Her male teammates treat women on the team, as they would any other teammate. “We’ve earned the respect as wrestlers” Says Waite, guys sometimes are confused on how to wrestle a girl” she went on. “We are seen as delicate, but we can be tough!” “The sport of Wrestling is not sexualized” Waite added. I asked if she had ever encountered a match where someone refused to wrestle her. Waite told me “yes”, during her Sophomore year. The opponent had refused to wrestle Waite because he thought he might hurt her. Waite admitted that that she was angry about it at the time.
During this past summer, I visited with Moira Stettner, at her home in Springfield. I asked her why she decided to take up wrestling. She told me it was simply because the town didn’t offer Basketball that year. She tried it and loved it. I also asked her mom, Kelly Stettner about concerns she may have had when her daughter “Mo”, was wrestling in High School. I first encountered Mo when she practiced with the Bellows Falls-Hartford Coop Team. She competed as an independent in 2012. She wrestled on the Springfield team her Senior year.

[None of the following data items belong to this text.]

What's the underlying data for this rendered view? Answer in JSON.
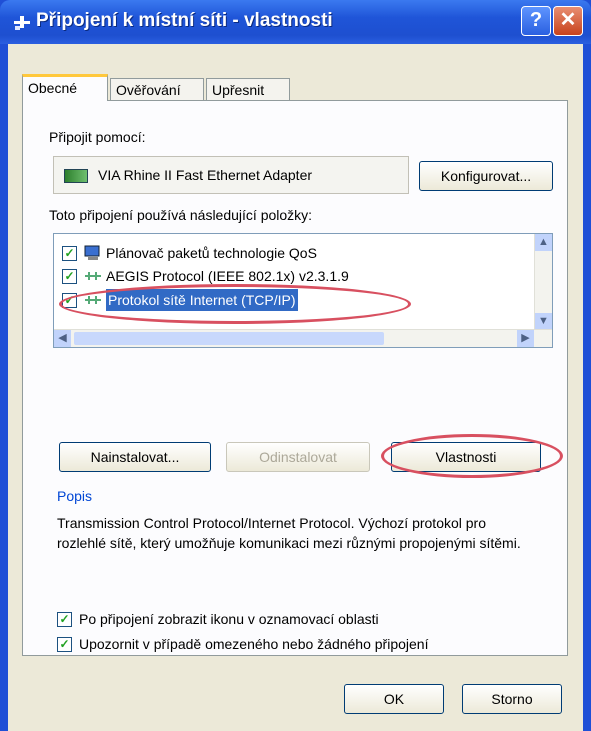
{
  "window": {
    "title": "Připojení k místní síti - vlastnosti",
    "help_label": "?",
    "close_label": "✕"
  },
  "tabs": [
    {
      "label": "Obecné",
      "active": true
    },
    {
      "label": "Ověřování",
      "active": false
    },
    {
      "label": "Upřesnit",
      "active": false
    }
  ],
  "connect_using": {
    "label": "Připojit pomocí:",
    "adapter_name": "VIA Rhine II Fast Ethernet Adapter",
    "configure_button": "Konfigurovat..."
  },
  "components": {
    "label": "Toto připojení používá následující položky:",
    "items": [
      {
        "label": "Plánovač paketů technologie QoS",
        "checked": true,
        "icon": "qos-scheduler-icon"
      },
      {
        "label": "AEGIS Protocol (IEEE 802.1x) v2.3.1.9",
        "checked": true,
        "icon": "network-protocol-icon"
      },
      {
        "label": "Protokol sítě Internet (TCP/IP)",
        "checked": true,
        "selected": true,
        "icon": "network-protocol-icon"
      }
    ]
  },
  "buttons": {
    "install": "Nainstalovat...",
    "uninstall": "Odinstalovat",
    "properties": "Vlastnosti",
    "ok": "OK",
    "cancel": "Storno"
  },
  "description": {
    "title": "Popis",
    "text": "Transmission Control Protocol/Internet Protocol. Výchozí protokol pro rozlehlé sítě, který umožňuje komunikaci mezi různými propojenými sítěmi."
  },
  "options": {
    "show_icon": {
      "label": "Po připojení zobrazit ikonu v oznamovací oblasti",
      "checked": true
    },
    "notify": {
      "label": "Upozornit v případě omezeného nebo žádného připojení",
      "checked": true
    }
  },
  "colors": {
    "titlebar": "#1f55d8",
    "selection": "#316ac5",
    "annotation_circle": "#d85060",
    "group_title": "#0046d5"
  }
}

Stettner currently attends Norwich University.
Her Mom, Kelly told me that she was indeed concerned about potential injuries, after all the wrestlers she faced were bigger than they were in grade school, and she was also concerned about Mo’s tenacity, and that she might “bull her way through pain”. These concerns, in my opinion are no different than another other parent of a high school wrestler male or female. I can still remember the first time I went to watch my son wrestle, his first year. I still remember the name of the opponent. I thought to myself “I just hope he doesn’t get killed!” He didn’t. Those worries just faded away when I saw what kind of person he was developing into because of the sport.
Who knows, perhaps one of the strong women in Vermont High School Wrestling will become state champion. These phenomenal women exemplify the strength and confidence of the sport of wrestling, and serve as positive role models for girls everywhere, not just Vermont.